ActivityPub MRF system

In this article we’ll look at something that will become an FEP in the future: a generic MRF system for ActivityPub.

What the f- is an MRF?

MRF is a term originating, at least in the fediverse context, from Pleroma. It stands for Message Rewrite Facility.

Imagine it as an ActivityPub-aware middleware. Any incoming/outgoing activity gets passed through it, the MRF can modify or reject it.

Choosing a language

Originally, because Pleroma is written in Elixir, MRFs are simply Elixir modules you drop into a directory.

This works great because Elixir is an interpreted language. Simply add files to the project and they will be picked up at the next restart (or can even be hot-loaded!).

But now we have the issue of implementations that aren’t written in these kinds of languages. Languages that are compiled into a single binary.

Examples for this are GoToSocial, Lemmy, Kitsune, Mitra, WriteFreely, snac, etc.

So what could we do? Choose a scripting language to embed!

Popular candidates are.. uhh.. Lua! Or maybe Roblox’s fork “Luau”, which features a full type-system.. or maybe we can use QuickJS and just embed JavaScript?

No. That sucks.. that would force everyone to use a particular language, even if they prefer writing, for example, Rust. Maybe I want to write my plugins in Haskell or OCaml!

Wasm is the answer

Scratch the idea of choosing a language, users should be able to choose whatever language they want. Something that helps with that is a common bytecode target that languages can compile to: Wasm.

The name “Wasm” stands for “WebAssembly” which is funny. Because Wasm is neither Web nor Assembly. It’s a specification for a stack-based bytecode VM.

And everything runs in Wasm. Rust, C#, Haskell, JS, Go, Java, Zig, C, even Elixir!

Sketching out an interface

I’m a Rust nerd, let’s sketch the API in terms of a Rust function signature.

We want to be able to take an activity, modify, return as-is, or reject it.

enum Outcome {
    Accept(Activity),
    Reject,
}

fn mrf(activity: Activity) -> Outcome;

So, that looks like a good start.. what else do we need.. oh! Execution might fail.

enum Outcome {
    Accept(Activity),
    Reject,
}

fn mrf(activity: Activity) -> Result<Outcome>;

Detour: The “A” in “ABI” stands for “Actual Pain”

By default Wasm is very limited. You can call functions and pass integers as parameters. That’s it. Anything else is up to you.

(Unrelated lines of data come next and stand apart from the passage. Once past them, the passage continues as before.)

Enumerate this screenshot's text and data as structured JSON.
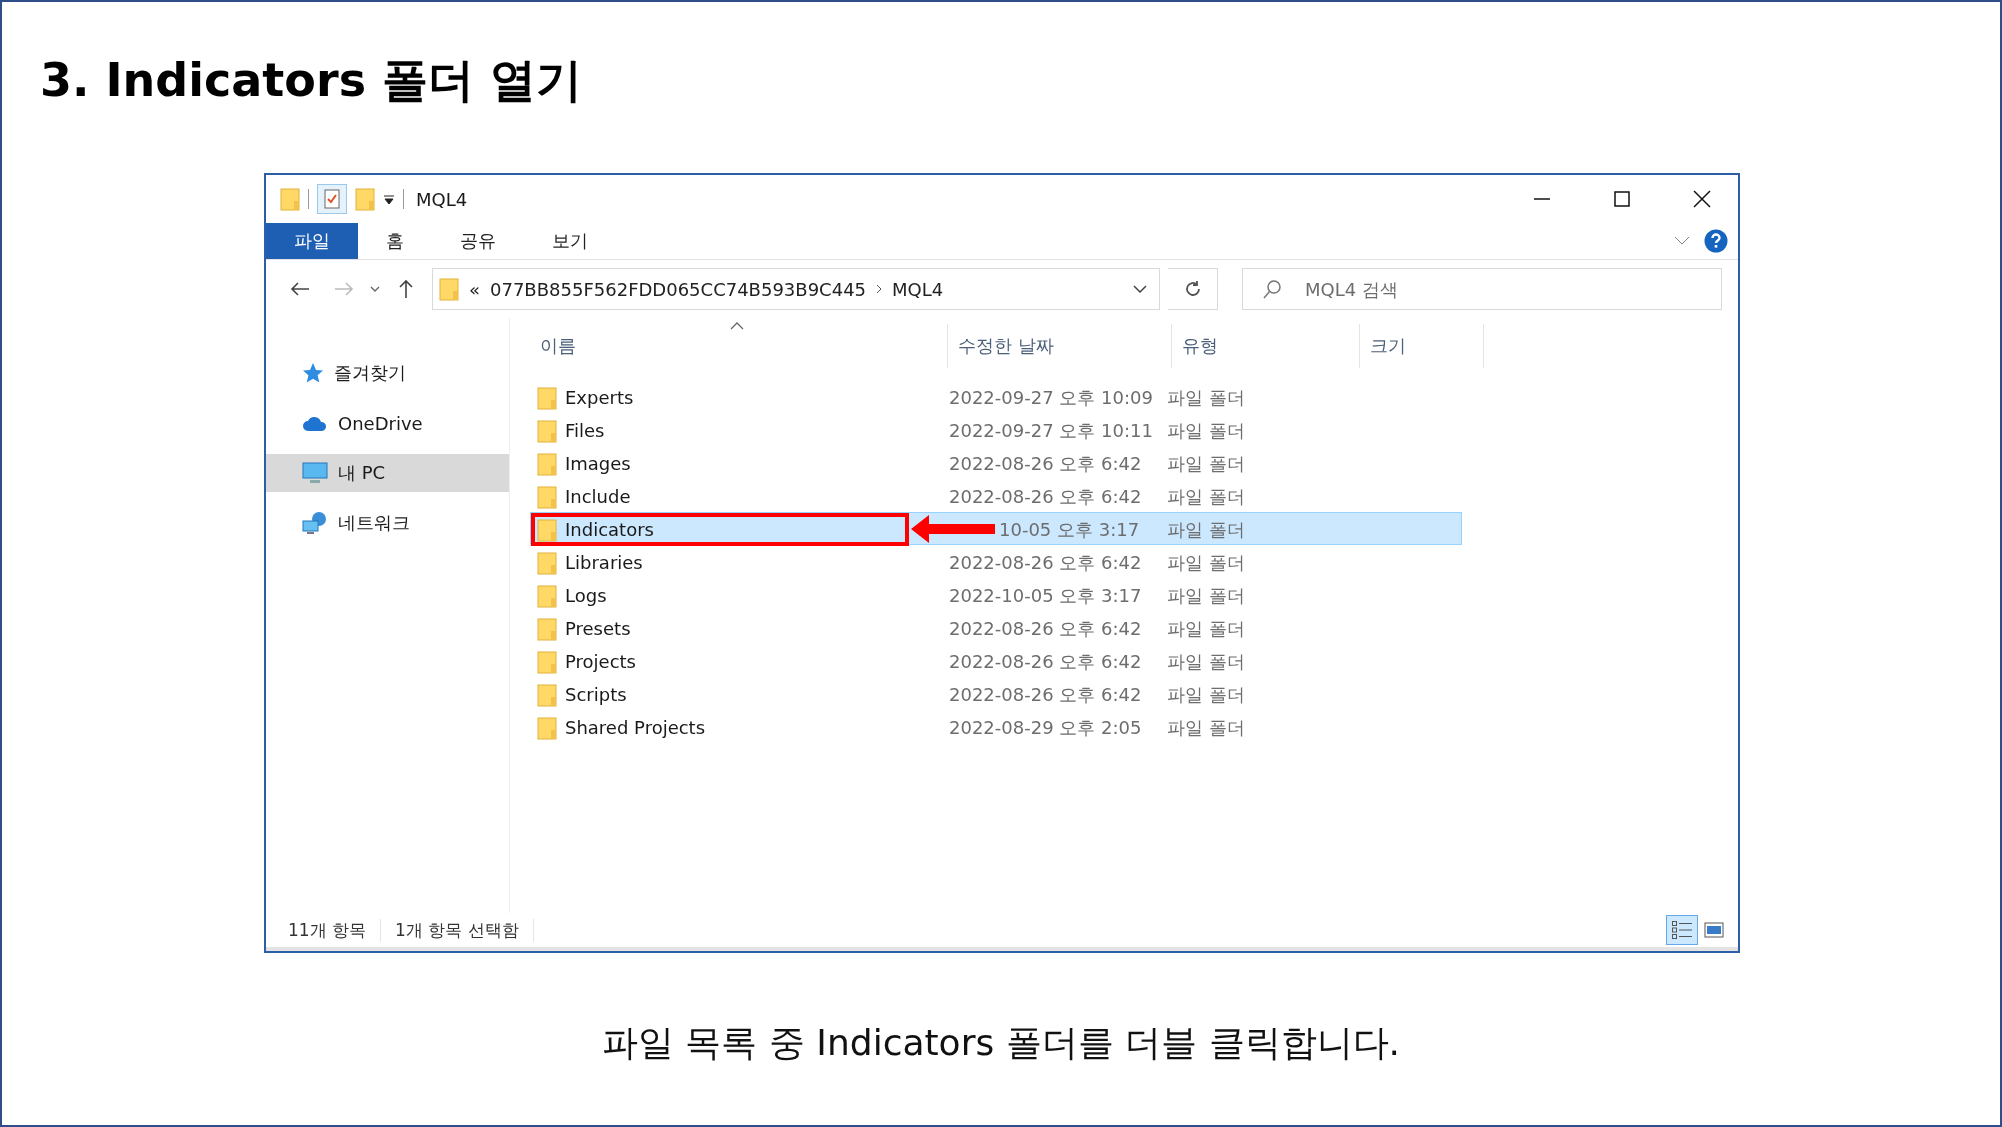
{
  "slide": {
    "title": "3. Indicators 폴더 열기",
    "caption": "파일 목록 중 Indicators 폴더를 더블 클릭합니다."
  },
  "window": {
    "title": "MQL4",
    "ribbon_tabs": [
      {
        "label": "파일",
        "selected": true
      },
      {
        "label": "홈",
        "selected": false
      },
      {
        "label": "공유",
        "selected": false
      },
      {
        "label": "보기",
        "selected": false
      }
    ],
    "address": {
      "overflow_mark": "«",
      "path": [
        "077BB855F562FDD065CC74B593B9C445",
        "MQL4"
      ]
    },
    "search": {
      "placeholder": "MQL4 검색"
    }
  },
  "sidebar": {
    "items": [
      {
        "label": "즐겨찾기",
        "kind": "star",
        "selected": false
      },
      {
        "label": "OneDrive",
        "kind": "cloud",
        "selected": false
      },
      {
        "label": "내 PC",
        "kind": "pc",
        "selected": true
      },
      {
        "label": "네트워크",
        "kind": "network",
        "selected": false
      }
    ]
  },
  "table": {
    "columns": [
      "이름",
      "수정한 날짜",
      "유형",
      "크기"
    ],
    "rows": [
      {
        "name": "Experts",
        "modified": "2022-09-27 오후 10:09",
        "type": "파일 폴더",
        "selected": false,
        "highlighted": false
      },
      {
        "name": "Files",
        "modified": "2022-09-27 오후 10:11",
        "type": "파일 폴더",
        "selected": false,
        "highlighted": false
      },
      {
        "name": "Images",
        "modified": "2022-08-26 오후 6:42",
        "type": "파일 폴더",
        "selected": false,
        "highlighted": false
      },
      {
        "name": "Include",
        "modified": "2022-08-26 오후 6:42",
        "type": "파일 폴더",
        "selected": false,
        "highlighted": false
      },
      {
        "name": "Indicators",
        "modified": "10-05 오후 3:17",
        "type": "파일 폴더",
        "selected": true,
        "highlighted": true
      },
      {
        "name": "Libraries",
        "modified": "2022-08-26 오후 6:42",
        "type": "파일 폴더",
        "selected": false,
        "highlighted": false
      },
      {
        "name": "Logs",
        "modified": "2022-10-05 오후 3:17",
        "type": "파일 폴더",
        "selected": false,
        "highlighted": false
      },
      {
        "name": "Presets",
        "modified": "2022-08-26 오후 6:42",
        "type": "파일 폴더",
        "selected": false,
        "highlighted": false
      },
      {
        "name": "Projects",
        "modified": "2022-08-26 오후 6:42",
        "type": "파일 폴더",
        "selected": false,
        "highlighted": false
      },
      {
        "name": "Scripts",
        "modified": "2022-08-26 오후 6:42",
        "type": "파일 폴더",
        "selected": false,
        "highlighted": false
      },
      {
        "name": "Shared Projects",
        "modified": "2022-08-29 오후 2:05",
        "type": "파일 폴더",
        "selected": false,
        "highlighted": false
      }
    ]
  },
  "status_bar": {
    "count": "11개 항목",
    "selection": "1개 항목 선택함",
    "view_buttons": [
      {
        "kind": "details",
        "selected": true
      },
      {
        "kind": "large",
        "selected": false
      }
    ]
  }
}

So to even just pass a string you need to do a whole ceremony.

Guest module design

The guest module needs the following functions:

malloc
free

..because we need to somehow reserve memory inside the VM

And then you need a function that takes the string. The function needs to take a pointer and a length argument since the pointers obviously don’t have a length associated with them.

Caller design

As the caller, if you have a guest with the above mentioned design, need to:

Call malloc inside the guest with the capacity you need
Copy the string you want to pass into the VM. Your Wasm implementation provides primitives for this
Call the function with the correct length and pointer
Depending on the guest implementation you might have to call free to reclaim the memory (or the guest might do it)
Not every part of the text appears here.